The vendor onboarding policies and thoroughness of due-diligence depends on several factors like the size of your organisation, criticalness of a vendor to your business, size and nature of transaction, etc. However, these are five essential checks you should always perform on a vendor to avoid trouble later.
- KYC documents: Verify the GSTIN, PAN and company incorporation certificate of the vendor. Verify if supplier has any other specific licenses, registrations or certificates required. E.g FSSAI certificate in food and beverage industry.
- Revenue from operations: Check the operating revenues of the vendor for last 3-5 years. See if they are going up or down. If they are going down, what are the reasons? Could they be losing business because of unreliability? Is it a temporary situation?

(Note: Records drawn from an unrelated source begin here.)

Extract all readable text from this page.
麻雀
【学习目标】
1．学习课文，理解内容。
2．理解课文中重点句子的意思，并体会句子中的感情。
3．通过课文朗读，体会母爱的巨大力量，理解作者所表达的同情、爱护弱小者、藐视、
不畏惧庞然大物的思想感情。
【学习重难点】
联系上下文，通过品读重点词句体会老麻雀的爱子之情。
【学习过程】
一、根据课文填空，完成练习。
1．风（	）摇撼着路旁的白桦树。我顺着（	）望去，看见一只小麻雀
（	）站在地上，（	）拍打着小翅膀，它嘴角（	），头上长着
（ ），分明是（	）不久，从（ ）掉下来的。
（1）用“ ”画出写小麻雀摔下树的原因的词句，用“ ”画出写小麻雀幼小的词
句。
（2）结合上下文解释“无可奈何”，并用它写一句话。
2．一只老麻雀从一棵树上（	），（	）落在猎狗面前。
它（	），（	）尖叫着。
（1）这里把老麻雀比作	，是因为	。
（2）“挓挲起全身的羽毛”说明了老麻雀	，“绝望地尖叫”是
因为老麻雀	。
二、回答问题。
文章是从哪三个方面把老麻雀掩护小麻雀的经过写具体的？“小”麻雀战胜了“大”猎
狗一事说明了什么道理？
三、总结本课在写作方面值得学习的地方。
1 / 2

- Registration details: Verify address, CIN, incorporation date, status, and directors’ address as provided by vendor against a third party website.
- Other business interests: Check if the vendor has other conflicting businesses or has many directorships in other companies. Multiple business interests means less focus on one business. You may not want to tie up with such a vendor.
- Your organisation’s blacklist: Many organisations create their own negative list or blacklist of companies to not work with. Check that your new vendor is not in that list or any of its related-party is not in that list. Also, do check that the vendor is not in RBI, SEBI or MCA defaulter lists.
These 5 essential checks could form the basis of your vendor onboarding process. You could then evolve the process gradually as your business needs increase.